A good place to start to get disbursement insights is a 13-week cash flow model. The 13-week cash flow model helps forecast disbursements in cash coming in over the next quarter. This model, down on a rolling 13 week basis, can help you with your liquidity. It's also important to have a good understanding of how taxes work for businesses in Canada. The taxes paid in year 1 is fewer in the number of payments made when compared to year 2 and 3. Here's a breakdown.
Disclaimer: this is not advice, this is an indicative model. Consult an accountant, CRA and your provincial tax authorities.
In the first year, companies potentially pay 3 types of taxes: payroll, PST, and GST.
Payroll taxes are paid the month after payroll is paid. The amount of taxes to remit will vary by province and payroll size. In this case, we assume that the company started their business on January. They paid payroll on January and pay the taxes on February. Taxes are paid monthly.

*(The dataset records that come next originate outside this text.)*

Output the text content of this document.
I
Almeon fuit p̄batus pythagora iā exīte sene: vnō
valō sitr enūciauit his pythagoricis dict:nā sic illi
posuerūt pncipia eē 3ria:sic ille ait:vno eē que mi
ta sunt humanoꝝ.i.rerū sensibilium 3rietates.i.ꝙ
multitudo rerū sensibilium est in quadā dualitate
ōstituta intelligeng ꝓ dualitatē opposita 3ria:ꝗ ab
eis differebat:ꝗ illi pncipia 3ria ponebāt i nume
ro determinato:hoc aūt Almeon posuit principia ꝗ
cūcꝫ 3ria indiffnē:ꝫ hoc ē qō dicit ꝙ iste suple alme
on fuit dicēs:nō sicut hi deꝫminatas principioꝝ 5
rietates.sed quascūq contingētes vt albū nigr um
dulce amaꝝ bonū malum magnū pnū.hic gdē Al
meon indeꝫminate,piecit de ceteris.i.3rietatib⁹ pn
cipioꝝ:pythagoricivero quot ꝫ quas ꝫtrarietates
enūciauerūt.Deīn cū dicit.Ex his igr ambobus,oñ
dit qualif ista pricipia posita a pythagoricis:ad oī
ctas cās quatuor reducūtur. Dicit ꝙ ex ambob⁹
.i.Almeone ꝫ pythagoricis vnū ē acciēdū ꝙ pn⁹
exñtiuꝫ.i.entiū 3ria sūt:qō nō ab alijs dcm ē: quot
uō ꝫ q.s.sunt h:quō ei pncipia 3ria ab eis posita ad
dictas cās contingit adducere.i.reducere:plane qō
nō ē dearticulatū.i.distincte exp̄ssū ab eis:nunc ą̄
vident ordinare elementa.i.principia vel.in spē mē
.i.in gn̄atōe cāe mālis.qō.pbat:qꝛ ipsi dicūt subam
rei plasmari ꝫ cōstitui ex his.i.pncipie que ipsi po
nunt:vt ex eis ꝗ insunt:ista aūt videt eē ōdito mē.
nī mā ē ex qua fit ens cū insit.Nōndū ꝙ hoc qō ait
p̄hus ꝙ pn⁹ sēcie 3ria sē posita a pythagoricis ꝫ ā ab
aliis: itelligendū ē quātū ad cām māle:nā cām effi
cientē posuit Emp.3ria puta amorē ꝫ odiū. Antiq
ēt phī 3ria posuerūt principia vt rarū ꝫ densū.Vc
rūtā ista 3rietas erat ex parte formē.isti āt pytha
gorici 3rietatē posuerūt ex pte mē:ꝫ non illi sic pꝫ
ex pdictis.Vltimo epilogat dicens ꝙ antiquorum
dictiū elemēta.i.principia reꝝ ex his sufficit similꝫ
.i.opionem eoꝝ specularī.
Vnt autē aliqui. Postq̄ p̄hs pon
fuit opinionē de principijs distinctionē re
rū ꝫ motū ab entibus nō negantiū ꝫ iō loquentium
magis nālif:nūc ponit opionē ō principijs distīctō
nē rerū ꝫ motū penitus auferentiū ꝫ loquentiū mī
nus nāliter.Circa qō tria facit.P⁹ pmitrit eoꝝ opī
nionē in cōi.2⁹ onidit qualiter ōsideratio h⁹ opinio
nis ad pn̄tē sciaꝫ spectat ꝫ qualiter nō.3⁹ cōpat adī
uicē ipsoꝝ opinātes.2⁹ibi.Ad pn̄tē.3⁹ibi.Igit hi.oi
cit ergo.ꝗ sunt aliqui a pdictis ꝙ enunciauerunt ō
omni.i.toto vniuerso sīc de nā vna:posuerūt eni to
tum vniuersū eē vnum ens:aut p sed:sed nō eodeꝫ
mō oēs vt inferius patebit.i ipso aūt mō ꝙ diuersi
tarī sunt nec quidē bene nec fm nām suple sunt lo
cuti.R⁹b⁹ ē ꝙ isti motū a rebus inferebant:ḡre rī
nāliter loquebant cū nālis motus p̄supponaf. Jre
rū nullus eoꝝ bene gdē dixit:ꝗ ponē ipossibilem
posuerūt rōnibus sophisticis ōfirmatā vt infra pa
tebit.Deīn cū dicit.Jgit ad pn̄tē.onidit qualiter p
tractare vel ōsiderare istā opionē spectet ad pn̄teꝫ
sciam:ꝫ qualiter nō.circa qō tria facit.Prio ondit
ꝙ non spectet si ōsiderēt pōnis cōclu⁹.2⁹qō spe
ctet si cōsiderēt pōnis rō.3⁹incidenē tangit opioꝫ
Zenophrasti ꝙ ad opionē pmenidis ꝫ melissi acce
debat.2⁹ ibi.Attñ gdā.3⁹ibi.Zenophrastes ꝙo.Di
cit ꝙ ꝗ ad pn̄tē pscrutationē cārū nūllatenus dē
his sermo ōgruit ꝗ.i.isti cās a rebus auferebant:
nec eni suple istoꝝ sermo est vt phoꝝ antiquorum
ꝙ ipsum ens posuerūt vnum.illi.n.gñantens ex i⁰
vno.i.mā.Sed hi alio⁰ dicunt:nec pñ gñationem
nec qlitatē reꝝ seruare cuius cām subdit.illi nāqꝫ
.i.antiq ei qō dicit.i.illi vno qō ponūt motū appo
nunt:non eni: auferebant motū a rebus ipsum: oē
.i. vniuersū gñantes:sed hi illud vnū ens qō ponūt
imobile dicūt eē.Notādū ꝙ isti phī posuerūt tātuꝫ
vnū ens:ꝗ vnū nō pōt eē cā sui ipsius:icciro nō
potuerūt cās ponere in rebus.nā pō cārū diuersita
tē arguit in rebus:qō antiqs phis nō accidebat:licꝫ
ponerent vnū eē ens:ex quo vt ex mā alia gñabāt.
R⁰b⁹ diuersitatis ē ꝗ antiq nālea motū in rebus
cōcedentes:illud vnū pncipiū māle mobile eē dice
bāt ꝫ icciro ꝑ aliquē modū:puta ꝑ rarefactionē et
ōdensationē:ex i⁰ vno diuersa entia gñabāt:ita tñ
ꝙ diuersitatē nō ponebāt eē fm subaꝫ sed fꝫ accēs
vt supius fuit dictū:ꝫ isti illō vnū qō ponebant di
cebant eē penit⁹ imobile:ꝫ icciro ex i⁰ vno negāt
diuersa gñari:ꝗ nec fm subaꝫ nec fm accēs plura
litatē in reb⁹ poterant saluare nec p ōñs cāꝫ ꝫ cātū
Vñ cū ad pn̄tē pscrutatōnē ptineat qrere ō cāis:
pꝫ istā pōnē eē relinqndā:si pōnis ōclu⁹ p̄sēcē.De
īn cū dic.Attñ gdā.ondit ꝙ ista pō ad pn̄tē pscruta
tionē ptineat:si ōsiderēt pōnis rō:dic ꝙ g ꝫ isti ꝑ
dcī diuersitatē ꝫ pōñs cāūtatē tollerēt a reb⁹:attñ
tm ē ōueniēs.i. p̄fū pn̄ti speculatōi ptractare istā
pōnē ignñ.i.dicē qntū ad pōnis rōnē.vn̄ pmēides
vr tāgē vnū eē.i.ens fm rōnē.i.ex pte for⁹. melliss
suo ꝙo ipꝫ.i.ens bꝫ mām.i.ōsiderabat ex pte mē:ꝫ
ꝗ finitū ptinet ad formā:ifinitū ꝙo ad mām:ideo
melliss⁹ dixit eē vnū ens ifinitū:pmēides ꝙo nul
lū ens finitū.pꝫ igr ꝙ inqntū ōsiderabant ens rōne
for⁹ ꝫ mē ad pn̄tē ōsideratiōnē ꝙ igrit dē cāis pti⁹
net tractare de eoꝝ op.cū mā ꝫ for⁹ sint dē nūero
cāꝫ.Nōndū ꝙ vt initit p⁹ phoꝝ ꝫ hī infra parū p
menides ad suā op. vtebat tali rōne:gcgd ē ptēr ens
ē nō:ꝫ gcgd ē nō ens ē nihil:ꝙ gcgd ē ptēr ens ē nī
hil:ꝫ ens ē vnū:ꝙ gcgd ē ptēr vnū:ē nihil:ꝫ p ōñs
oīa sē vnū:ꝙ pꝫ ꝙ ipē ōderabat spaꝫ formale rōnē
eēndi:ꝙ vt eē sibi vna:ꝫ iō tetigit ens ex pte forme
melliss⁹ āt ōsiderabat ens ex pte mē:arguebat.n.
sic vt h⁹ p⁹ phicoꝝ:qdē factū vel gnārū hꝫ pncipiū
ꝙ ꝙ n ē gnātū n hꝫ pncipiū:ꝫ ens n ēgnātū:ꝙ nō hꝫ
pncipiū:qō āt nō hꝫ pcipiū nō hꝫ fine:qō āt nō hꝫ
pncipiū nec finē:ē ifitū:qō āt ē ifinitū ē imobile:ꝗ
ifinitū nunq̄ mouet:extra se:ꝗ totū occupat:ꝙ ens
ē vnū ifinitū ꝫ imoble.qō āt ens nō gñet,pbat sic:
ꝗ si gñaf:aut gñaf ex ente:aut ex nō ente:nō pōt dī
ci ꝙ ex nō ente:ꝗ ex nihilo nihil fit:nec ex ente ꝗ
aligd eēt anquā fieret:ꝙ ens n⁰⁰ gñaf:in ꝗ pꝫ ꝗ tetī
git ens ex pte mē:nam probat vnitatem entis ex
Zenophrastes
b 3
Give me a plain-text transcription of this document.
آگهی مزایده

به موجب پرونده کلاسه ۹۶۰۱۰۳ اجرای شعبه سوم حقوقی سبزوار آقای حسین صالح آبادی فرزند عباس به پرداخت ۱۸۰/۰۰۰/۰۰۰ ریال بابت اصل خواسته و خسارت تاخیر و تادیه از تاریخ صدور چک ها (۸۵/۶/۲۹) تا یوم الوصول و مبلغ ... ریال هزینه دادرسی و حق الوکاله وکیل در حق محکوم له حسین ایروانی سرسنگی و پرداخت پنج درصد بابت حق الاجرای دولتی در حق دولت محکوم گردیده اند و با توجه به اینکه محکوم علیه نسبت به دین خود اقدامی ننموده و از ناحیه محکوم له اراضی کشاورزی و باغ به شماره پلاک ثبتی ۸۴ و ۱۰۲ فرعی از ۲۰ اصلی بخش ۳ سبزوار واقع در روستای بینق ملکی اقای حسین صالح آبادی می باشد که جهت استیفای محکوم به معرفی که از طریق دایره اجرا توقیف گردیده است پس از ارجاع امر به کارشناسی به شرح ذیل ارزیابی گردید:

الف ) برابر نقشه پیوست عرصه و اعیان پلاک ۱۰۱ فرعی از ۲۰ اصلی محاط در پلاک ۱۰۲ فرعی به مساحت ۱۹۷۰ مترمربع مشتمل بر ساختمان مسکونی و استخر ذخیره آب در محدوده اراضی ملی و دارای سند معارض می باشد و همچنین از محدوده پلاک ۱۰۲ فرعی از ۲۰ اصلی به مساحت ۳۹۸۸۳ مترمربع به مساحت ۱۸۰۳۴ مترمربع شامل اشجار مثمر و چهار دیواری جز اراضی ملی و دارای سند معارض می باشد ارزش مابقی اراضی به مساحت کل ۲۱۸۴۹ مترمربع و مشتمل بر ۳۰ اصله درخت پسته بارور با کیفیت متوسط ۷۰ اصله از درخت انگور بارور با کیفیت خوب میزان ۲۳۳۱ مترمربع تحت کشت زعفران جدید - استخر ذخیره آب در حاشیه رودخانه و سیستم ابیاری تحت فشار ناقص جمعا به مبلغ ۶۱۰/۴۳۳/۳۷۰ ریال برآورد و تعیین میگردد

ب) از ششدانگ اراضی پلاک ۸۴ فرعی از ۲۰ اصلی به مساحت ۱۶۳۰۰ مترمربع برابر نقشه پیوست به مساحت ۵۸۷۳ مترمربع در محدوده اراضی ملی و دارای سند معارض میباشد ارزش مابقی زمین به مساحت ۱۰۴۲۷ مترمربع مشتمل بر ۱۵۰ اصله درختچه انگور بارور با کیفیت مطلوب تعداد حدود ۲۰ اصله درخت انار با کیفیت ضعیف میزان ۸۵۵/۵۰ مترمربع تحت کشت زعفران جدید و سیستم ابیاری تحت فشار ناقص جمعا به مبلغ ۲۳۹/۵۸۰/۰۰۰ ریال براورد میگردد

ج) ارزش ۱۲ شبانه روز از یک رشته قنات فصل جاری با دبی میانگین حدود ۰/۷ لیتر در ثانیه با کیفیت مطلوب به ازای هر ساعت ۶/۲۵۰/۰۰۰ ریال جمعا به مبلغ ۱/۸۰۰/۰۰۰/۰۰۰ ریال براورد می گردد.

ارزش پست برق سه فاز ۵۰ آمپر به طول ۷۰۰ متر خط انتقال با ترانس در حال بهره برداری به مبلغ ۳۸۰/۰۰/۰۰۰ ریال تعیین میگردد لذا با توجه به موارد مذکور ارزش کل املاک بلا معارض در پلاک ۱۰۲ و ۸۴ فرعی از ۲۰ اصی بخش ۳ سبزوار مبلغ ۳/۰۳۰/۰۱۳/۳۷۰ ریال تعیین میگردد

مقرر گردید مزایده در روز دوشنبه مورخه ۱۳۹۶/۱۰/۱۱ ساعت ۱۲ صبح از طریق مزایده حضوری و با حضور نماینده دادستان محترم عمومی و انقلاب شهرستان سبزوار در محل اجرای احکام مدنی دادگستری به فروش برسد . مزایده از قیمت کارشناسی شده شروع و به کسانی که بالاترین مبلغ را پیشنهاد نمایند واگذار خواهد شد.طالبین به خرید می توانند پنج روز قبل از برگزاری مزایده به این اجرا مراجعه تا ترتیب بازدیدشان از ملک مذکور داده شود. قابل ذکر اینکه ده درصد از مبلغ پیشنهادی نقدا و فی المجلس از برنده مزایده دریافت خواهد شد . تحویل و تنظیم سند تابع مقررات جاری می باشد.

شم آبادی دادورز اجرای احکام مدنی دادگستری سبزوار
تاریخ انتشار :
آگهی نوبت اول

PST (Provincial Sales Tax) is a retail sales tax that applies when a taxable good or service is purchased. PST only applies to certain provinces and specific items in Canada - make sure to check with your local accountant.
If you are selling PST goods, things that are tangible, then you need to remit the sales tax. Payment is similar to payroll in that it's paid one month after sales are made.
GST (Goods and Services Tax) applies to most goods and services. GST is generally remitted on quarterly basis. In total, there are 25 tax payments to consider in year 1.
The second year is where it gets tricky. For taxes related to payroll and PST on the last month of year 1, they are paid on the first month of year 2. Similarly, GST for months 10, 11, and 12 from year 1 is paid on the first month of year 2.
In Year 2, you will need to pay corporate tax and personal tax. You need to pay corporate tax after the first 12 months of being in business. This payment has to happen anywhere within the first 6 months of year 2. Personal income tax from year 1 needs to be paid by April of year 2.
In total, there are 5 additional tax payments to be made in year 2 when compared to year 1. It's a good idea to have separate accounts for each of these.
In year 3, the tax payments are similar to year 2. In the case of personal income tax, if you've paid $3000 or more for two years in a row, you will have to make installment payments. In this example payments start on the 30th month, which in this case is June in year 3, then on August, December, and March of the following year.